Packaging Corporation of America (PCA), considered by most a lead contender for the assets, has “put its pencils down” despite initially being interested, said a person familiar with the process. PCA had doubts about a transaction given Weyerhaeuser’s asking price, the first person said, adding that PCA had not made any ground work or been engaged in the process as of late, although it was unclear whether it would return for a third round of bidding.
Additionally, Georgia-Pacific (GP) is no longer involved as a buyer, as previously reported by this news service.
Assuming GP and PCA’s absence, other logical bidders involved include Smurfit-Stone, Temple-Inland and International Paper, as reported by this news service.
While Smurfit-Stone and Temple-Inland are candidates for a tax-efficient Reverse Morris Trust transaction, International Paper would have to be a cash buyer for the containerboard business; a transaction that would create tax inefficiencies. Moreover, it has been said that a tax-efficient deal could save Weyerhaeuser in excess of USD 1bn, making an all-cash deal less attractive. Therefore, it was concluded that for International Paper to emerge as a successful bidder, it would need to significantly overpay.
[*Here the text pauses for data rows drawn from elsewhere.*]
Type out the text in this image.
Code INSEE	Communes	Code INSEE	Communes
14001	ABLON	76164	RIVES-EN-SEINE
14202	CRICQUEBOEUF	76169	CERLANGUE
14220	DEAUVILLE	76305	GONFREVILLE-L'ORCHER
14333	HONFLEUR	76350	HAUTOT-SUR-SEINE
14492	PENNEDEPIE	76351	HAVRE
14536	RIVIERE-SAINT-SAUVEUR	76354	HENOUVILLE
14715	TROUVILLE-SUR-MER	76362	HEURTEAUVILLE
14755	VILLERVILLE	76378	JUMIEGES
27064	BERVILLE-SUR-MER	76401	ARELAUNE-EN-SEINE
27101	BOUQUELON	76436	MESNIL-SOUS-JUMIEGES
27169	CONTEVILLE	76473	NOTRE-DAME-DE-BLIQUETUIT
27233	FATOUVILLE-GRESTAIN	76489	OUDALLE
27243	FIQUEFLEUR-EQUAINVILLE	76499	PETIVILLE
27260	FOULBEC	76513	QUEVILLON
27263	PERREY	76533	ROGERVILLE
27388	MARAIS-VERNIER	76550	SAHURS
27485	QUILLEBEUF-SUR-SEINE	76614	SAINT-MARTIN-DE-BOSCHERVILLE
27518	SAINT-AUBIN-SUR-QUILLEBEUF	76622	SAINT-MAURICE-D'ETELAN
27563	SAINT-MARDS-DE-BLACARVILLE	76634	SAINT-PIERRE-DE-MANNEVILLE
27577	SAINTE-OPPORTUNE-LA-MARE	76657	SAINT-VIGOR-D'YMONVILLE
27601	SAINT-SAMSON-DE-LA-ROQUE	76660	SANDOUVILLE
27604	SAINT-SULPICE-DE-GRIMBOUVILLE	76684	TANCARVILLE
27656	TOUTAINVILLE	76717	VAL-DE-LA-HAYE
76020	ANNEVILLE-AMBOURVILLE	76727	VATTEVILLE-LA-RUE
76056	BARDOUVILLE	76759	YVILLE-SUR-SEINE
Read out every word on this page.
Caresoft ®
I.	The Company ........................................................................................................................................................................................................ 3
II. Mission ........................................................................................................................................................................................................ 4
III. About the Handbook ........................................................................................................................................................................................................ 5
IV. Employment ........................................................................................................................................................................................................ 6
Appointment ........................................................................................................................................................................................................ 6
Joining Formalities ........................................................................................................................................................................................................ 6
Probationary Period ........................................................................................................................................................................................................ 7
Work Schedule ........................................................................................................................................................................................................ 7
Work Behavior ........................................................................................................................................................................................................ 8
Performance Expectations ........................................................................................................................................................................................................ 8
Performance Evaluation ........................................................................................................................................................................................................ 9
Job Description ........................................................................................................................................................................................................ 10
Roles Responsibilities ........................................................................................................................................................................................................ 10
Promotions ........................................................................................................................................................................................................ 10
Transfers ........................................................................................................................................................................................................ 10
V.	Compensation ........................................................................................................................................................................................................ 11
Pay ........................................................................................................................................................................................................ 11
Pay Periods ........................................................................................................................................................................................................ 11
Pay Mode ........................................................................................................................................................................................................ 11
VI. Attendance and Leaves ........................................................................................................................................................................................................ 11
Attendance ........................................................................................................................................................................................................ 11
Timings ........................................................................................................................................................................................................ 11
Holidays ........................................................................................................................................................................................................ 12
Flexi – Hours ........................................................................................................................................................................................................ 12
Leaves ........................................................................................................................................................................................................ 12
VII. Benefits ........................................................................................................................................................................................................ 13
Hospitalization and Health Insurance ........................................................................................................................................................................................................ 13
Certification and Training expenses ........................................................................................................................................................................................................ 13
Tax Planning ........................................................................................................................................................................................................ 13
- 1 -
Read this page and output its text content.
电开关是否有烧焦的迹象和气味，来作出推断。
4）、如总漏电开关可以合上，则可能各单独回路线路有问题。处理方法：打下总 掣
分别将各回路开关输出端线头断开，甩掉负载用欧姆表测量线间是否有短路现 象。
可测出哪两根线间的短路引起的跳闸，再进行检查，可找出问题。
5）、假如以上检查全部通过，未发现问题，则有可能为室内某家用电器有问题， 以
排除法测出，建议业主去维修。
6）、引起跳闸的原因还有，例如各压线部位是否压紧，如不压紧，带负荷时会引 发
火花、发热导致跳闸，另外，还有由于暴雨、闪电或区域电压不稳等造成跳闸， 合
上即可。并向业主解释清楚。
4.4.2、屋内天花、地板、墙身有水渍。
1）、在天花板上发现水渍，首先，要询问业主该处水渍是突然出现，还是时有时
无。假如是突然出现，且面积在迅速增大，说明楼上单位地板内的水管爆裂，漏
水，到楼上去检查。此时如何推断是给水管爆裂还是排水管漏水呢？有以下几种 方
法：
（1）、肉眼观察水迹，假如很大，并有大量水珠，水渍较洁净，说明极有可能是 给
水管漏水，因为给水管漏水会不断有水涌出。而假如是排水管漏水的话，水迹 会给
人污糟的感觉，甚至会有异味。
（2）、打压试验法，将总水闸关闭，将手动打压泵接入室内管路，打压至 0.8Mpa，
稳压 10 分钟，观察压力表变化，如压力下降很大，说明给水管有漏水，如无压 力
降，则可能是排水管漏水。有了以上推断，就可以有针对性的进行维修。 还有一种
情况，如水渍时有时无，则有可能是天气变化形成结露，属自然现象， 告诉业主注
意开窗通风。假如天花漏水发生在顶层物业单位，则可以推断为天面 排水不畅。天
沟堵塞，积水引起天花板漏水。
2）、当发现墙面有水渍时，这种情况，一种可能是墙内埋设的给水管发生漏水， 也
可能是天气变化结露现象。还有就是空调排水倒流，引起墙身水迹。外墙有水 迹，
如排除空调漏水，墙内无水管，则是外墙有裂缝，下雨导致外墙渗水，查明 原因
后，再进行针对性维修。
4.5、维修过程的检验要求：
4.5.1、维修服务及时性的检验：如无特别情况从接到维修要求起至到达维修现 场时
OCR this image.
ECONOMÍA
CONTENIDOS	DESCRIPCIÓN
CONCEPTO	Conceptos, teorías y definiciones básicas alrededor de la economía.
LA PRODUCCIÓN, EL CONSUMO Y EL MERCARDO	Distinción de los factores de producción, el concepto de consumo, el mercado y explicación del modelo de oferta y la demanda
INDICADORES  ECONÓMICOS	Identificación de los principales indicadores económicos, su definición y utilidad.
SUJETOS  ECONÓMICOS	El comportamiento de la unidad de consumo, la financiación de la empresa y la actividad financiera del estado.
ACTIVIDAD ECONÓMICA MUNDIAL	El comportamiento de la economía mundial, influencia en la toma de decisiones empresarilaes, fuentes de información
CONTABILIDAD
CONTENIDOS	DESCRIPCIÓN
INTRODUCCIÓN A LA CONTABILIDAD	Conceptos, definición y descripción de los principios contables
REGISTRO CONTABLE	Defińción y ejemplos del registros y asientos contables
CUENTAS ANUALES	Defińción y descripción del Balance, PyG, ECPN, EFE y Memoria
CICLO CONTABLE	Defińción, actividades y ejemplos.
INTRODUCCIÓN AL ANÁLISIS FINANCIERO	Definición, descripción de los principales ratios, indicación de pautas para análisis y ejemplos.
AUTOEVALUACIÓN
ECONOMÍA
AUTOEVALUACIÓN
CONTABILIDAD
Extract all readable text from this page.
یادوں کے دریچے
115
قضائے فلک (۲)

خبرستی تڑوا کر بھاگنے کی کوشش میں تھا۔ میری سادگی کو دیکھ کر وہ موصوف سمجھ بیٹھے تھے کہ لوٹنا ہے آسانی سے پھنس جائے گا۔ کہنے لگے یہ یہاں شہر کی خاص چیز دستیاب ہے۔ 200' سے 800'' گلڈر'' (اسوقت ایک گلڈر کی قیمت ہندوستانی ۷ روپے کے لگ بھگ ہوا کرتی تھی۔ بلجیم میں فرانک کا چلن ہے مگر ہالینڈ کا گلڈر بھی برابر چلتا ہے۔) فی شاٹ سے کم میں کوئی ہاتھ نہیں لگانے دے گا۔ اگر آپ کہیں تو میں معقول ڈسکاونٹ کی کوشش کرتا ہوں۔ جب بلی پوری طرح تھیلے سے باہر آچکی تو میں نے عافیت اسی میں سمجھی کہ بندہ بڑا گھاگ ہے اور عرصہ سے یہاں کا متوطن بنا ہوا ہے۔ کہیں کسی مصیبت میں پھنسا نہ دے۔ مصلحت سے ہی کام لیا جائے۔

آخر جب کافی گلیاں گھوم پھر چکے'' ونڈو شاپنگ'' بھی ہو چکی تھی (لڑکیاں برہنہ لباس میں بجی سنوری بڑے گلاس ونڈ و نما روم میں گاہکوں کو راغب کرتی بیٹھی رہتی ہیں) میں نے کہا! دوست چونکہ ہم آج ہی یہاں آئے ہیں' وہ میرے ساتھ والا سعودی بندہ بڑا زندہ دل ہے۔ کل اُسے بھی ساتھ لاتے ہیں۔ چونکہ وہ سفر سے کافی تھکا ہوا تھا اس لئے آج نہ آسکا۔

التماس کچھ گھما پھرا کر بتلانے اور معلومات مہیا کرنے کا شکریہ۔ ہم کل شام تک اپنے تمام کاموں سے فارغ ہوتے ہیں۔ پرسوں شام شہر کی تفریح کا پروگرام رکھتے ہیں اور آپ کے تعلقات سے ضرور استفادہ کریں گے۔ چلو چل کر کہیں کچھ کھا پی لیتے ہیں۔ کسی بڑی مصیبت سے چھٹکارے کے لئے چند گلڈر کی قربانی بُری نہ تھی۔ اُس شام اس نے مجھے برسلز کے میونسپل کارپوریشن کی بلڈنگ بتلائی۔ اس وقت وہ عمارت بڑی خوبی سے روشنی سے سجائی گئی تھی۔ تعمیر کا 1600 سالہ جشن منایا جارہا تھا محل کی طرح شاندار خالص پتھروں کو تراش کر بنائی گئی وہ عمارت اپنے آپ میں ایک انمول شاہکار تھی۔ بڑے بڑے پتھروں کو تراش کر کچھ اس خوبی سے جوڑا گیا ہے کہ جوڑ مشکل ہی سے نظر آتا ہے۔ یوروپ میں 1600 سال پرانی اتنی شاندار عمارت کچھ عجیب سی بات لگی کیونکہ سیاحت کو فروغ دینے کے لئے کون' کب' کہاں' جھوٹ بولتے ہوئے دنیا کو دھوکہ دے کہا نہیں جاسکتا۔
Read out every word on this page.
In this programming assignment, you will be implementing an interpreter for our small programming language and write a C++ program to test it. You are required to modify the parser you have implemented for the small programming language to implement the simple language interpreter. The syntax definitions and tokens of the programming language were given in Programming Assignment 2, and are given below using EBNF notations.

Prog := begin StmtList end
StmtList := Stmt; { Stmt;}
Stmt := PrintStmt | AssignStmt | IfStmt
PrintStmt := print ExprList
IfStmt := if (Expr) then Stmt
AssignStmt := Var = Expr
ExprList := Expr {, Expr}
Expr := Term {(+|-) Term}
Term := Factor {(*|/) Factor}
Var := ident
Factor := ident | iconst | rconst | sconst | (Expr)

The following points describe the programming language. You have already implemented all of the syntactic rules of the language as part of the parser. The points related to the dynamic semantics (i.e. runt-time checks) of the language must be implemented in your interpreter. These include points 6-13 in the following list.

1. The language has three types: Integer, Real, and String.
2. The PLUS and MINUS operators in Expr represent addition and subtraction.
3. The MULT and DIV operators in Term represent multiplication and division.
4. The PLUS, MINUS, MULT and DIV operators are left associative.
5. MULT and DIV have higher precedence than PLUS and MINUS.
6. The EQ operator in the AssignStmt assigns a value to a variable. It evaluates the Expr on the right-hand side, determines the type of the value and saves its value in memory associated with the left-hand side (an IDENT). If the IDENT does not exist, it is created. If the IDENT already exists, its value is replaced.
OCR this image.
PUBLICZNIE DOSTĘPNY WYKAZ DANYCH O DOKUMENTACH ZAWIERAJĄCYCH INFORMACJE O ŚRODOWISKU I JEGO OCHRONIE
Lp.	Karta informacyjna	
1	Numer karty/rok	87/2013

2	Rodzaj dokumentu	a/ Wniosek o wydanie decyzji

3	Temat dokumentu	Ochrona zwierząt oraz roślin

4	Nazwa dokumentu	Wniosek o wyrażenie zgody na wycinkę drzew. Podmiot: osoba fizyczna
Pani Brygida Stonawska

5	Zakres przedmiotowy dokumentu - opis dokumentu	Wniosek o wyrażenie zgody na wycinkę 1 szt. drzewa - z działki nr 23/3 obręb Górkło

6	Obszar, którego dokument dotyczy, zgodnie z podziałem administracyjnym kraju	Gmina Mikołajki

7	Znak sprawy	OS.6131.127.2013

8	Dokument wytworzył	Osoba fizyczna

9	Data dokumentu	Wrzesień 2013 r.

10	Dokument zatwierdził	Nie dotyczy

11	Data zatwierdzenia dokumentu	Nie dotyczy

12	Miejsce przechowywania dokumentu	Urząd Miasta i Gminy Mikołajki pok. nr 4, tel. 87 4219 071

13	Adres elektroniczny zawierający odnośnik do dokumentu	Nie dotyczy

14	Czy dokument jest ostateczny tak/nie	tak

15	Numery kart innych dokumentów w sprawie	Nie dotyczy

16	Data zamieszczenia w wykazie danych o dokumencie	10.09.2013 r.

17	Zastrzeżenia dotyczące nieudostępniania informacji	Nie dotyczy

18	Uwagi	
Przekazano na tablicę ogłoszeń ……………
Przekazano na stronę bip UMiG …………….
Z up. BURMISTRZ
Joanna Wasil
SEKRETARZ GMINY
Such a move by International Paper could be unlikely, after the company’s stock had recently been nearing its 52-week low of about USD 31 per share following ongoing restructuring efforts, it was suggested.
This news service reported industry bankers’ skepticism towards Smurfit-Stone emerging as a buyer for Weyerhaeuser’s containerboard due to the required capital structure changes for a Reverse Morris Trust, and potentially a negative sentiment on the part of Weyerhaeuser shareholders towards taking Smurfit’s levered stock after the sale of its fine paper business to Domtar. Since that deal, Domtar stock, the currency paid to shareholders for the deal, has lost significant value and this may give shareholders reason to question taking Smurfit stock, it was said.
Yet despite these arguments, some are still tipping Smurfit as the most likely Reverse Morris Trust candidate, and ultimately buyer for Weyerhaeuser’s containerboard business. The first person familiar with the process said there is a rumor that Smurfit has been doing significant work to put a bid together for Weyerhaeuser. “I could understand why Smurfit would want to do that deal, but not why Weyerhaeuser would,” the person commented.
Temple-Inland, which this news service reported had recently entered the fray for Weyerhaeuser, has also been doubted as a realistic buyer, due to the size of a potential transaction. Even so, this news service reported that the company recently signed a confidentiality agreement to be engaged in the ongoing process for the business.
Industry bankers have previously indicated to this news service that Weyerhaeuser’s containerboard business could sell for somewhere between USD 5.3bn and 5.5bn. Although USD 5.5bn might be a realistic figure in a struggling market, it has been said that if Weyerhaeuser were to make the decision sell the containerboard in a healthier environment, it could command a price tag of USD 6bn.
Despite claims that PCA’s interest in the auction may be slowing, a third person following the process said it is possible PCA would undertake a strategy to appear as though it was no longer interested in the containerboard business. “It’s hard for me to imagine that they’re not still kicking around,” he said. With PCA gone, he added that the process would be left with three arguably disadvantaged bidders, namely Temple Inland, Smurfit Stone, and International Paper. If Morgan Stanley, Weyerhaeuser’s advisor, wanted to create a competitive race between three tax buyers, PCA’s exit would be a big loss for the seller, he said.
PCA did not return calls seeking comment.